Happy 45th: Stephen Stills, MANASSAS
45 years ago today, Stephen Stills released the self-titled debut album by his short-lived band Manassas.
Manassas came into existence in the wake of Stills touring behind his second album, STEPHEN STILLS 2, which made it into the top 10 of the Billboard 200 but was received far less rapturously by critics than his self-titled debut. Following that tour, however, Stills got in touch with Chris Hillman and Al Perkins of the Flying Burrito Brothers, who he’d met up with on the road –and invited them and fiddler Byron Berline to join him for a studio jam. Also in the mix were members of Stills’ touring band: keyboardist Paul Harris, percussionist Joe Lala, bassist Calvin “Fuzzy” Samuels, and drummer Dallas Taylor.
Several weeks later, the musicians recorded enough songs for a double album, and they had gelled sufficiently to be called a band. That band was called Manassas after they had a photo shoot in – you guessed it – Manassas, Virginia, and the resulting album shared its name with the band.
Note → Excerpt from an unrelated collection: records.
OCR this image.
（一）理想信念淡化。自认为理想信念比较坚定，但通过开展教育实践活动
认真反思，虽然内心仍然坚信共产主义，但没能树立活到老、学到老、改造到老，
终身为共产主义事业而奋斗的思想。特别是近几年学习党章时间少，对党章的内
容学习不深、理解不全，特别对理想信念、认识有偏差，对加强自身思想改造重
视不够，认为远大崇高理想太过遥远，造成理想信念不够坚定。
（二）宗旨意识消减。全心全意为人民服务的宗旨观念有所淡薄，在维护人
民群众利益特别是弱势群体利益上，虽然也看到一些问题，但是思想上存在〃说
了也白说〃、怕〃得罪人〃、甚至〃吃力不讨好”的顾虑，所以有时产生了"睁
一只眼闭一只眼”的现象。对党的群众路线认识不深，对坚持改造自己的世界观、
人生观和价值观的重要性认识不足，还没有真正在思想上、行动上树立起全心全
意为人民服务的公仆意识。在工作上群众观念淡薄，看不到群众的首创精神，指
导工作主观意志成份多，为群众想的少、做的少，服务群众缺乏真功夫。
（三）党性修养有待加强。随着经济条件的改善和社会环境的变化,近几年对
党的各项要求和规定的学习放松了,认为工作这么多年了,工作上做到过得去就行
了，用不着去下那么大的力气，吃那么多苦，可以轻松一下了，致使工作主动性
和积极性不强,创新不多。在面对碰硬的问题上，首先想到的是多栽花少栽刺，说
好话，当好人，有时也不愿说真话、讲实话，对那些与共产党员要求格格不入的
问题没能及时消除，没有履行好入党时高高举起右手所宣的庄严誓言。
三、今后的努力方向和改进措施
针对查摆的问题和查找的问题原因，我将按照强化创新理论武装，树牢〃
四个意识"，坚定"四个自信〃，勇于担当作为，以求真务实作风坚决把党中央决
It’s also worth noting the album featured at least one high-profile guest musician in the mix, and possibly two, but we’ll get to that. The confirmed participant was Bill Wyman, then of the Rolling Stones, who apparently enjoyed the experience of playing on “The Love Gangster” enough to indicate that he might’ve liked to become a member of the band. (It didn’t happen, though, but you probably already knew that.)
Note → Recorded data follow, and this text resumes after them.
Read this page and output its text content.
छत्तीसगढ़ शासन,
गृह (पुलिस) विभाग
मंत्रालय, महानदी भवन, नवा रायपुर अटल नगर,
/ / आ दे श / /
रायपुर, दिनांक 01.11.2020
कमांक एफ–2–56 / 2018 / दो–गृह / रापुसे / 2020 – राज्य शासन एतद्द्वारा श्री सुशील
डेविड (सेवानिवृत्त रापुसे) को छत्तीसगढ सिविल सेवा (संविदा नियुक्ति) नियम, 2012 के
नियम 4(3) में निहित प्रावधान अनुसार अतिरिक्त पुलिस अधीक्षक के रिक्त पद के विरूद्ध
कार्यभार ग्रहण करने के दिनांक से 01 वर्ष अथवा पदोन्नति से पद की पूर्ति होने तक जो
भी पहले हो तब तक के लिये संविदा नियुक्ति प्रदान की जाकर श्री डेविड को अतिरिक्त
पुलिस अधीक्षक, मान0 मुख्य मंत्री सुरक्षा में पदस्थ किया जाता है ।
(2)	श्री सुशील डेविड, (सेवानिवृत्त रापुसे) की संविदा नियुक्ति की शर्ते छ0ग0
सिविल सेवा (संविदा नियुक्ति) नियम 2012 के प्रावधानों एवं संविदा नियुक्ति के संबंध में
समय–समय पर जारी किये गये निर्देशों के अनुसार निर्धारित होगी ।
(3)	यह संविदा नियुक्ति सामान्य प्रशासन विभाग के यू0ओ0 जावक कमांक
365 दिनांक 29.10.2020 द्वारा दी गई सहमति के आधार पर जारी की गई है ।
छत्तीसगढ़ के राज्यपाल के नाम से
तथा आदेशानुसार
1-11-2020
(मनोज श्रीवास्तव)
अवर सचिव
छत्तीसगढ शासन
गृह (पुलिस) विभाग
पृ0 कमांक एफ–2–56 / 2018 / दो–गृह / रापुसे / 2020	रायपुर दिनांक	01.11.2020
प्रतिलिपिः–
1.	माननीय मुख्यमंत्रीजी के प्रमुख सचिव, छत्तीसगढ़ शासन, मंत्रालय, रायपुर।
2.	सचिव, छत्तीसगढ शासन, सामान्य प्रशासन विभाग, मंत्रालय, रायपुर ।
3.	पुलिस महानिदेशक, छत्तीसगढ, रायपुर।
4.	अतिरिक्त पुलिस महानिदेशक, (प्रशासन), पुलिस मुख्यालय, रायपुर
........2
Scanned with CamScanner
As for the unconfirmed player… Well, actually, it’s not that it isn’t unconfirmed, it’s that he’s not listed in the credits. In the British ‘zine Swing ’51, Jerry Garcia said of MANASSAS, "There are a couple of tunes on there where I play pedal steel and maybe even guitar on one, but there's at least two that I'm not credited on. But I did the sessions and it's me playing." He did not, however, indicate the tunes on which he played. That said, the suspicion is that Garcia played on “Jesus Gave Love Away for Free” and “So Begins the Task.” Then again, maybe he didn’t. (You should probably give both tracks another spin to see if you can tell one way or the other.)
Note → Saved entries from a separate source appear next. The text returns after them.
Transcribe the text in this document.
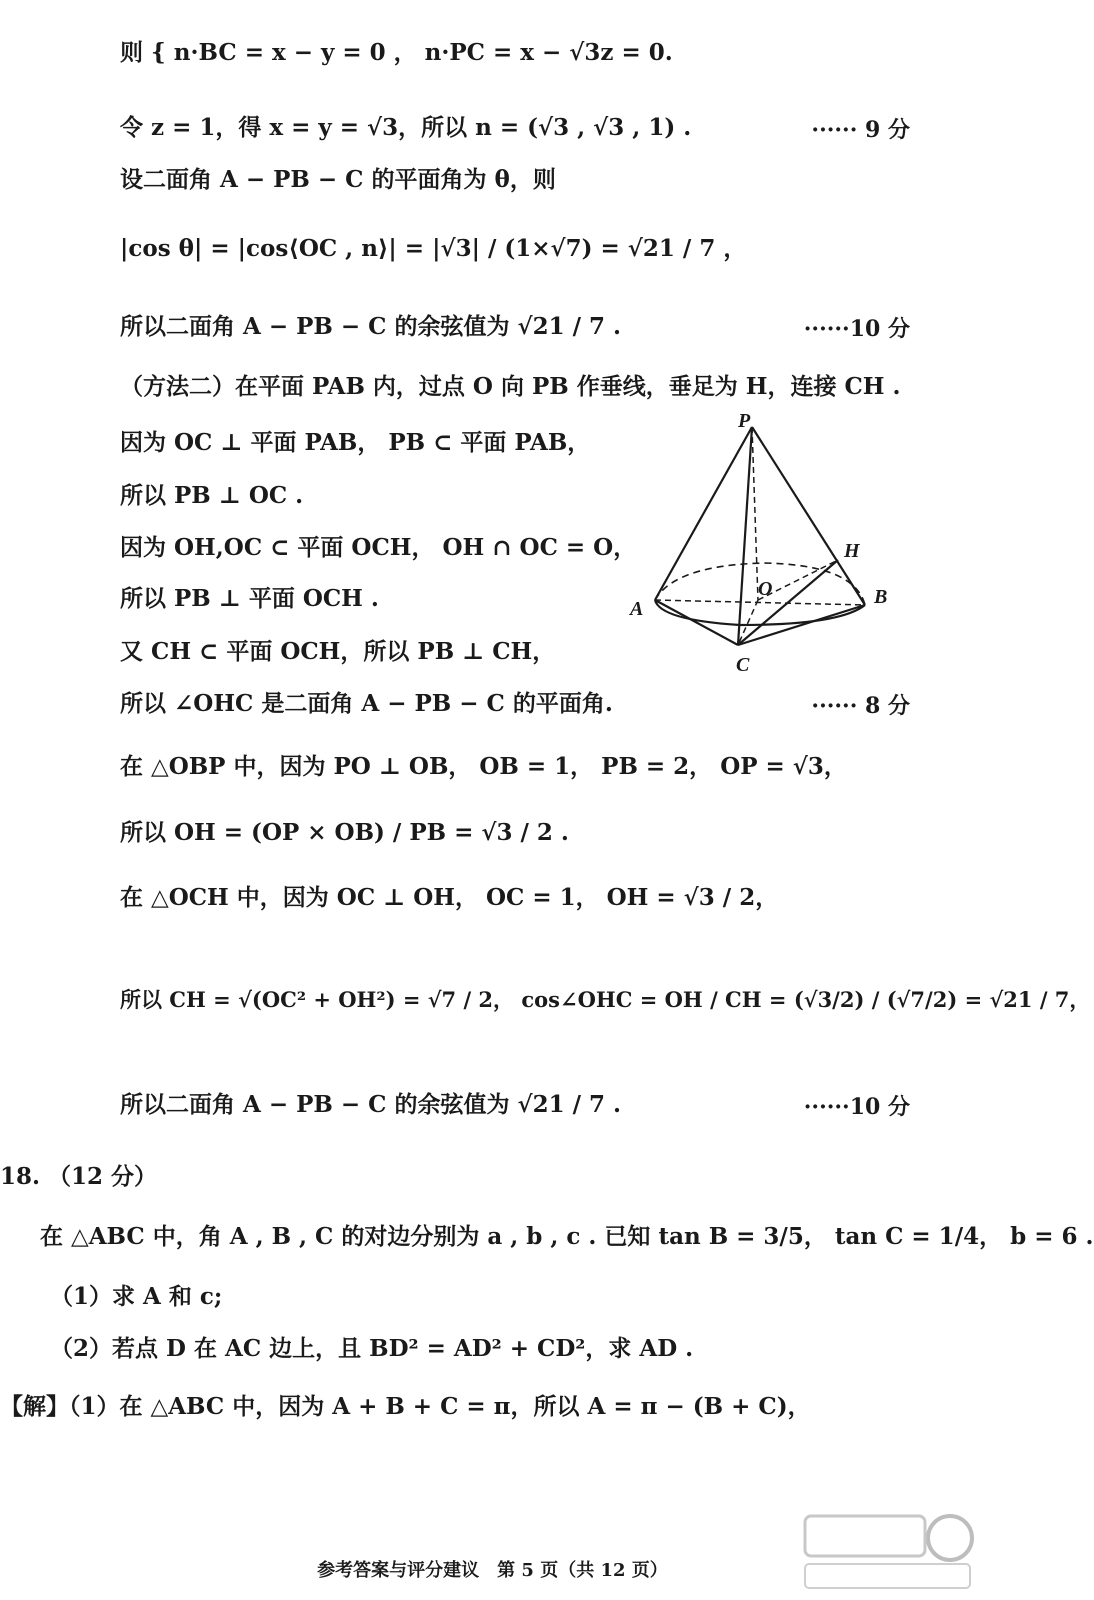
则 { n·BC = x − y = 0 ， n·PC = x − √3z = 0.
令 z = 1，得 x = y = √3，所以 n = (√3 , √3 , 1) .	······ 9 分
设二面角 A − PB − C 的平面角为 θ，则
|cos θ| = |cos⟨OC , n⟩| = |√3| / (1×√7) = √21 / 7 ，
所以二面角 A − PB − C 的余弦值为 √21 / 7 .	······10 分
（方法二）在平面 PAB 内，过点 O 向 PB 作垂线，垂足为 H，连接 CH .
因为 OC ⊥ 平面 PAB， PB ⊂ 平面 PAB，
所以 PB ⊥ OC .
因为 OH,OC ⊂ 平面 OCH， OH ∩ OC = O，
所以 PB ⊥ 平面 OCH .
又 CH ⊂ 平面 OCH，所以 PB ⊥ CH，
所以 ∠OHC 是二面角 A − PB − C 的平面角.	······ 8 分
在 △OBP 中，因为 PO ⊥ OB， OB = 1， PB = 2， OP = √3，
所以 OH = (OP × OB) / PB = √3 / 2 .
在 △OCH 中，因为 OC ⊥ OH， OC = 1， OH = √3 / 2，
所以 CH = √(OC² + OH²) = √7 / 2， cos∠OHC = OH / CH = (√3/2) / (√7/2) = √21 / 7，
所以二面角 A − PB − C 的余弦值为 √21 / 7 .	······10 分
18. （12 分）
在 △ABC 中，角 A , B , C 的对边分别为 a , b , c . 已知 tan B = 3/5， tan C = 1/4， b = 6 .
（1）求 A 和 c;
（2）若点 D 在 AC 边上，且 BD² = AD² + CD²，求 AD .
【解】（1）在 △ABC 中，因为 A + B + C = π，所以 A = π − (B + C)，
P
H
O
A
B
C
参考答案与评分建议　第 5 页（共 12 页）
When MANASSAS was released, it was a success, making its way to #4 on the Billboard 200, and it’s looked back on by most critics as being among the greatest achievements in Stills’ career. Unfortunately, the band’s second album would prove to be their swan song, and it failed to capture the same magic as its predecessor, but on their debut album, Manassas well and truly delivered the goods.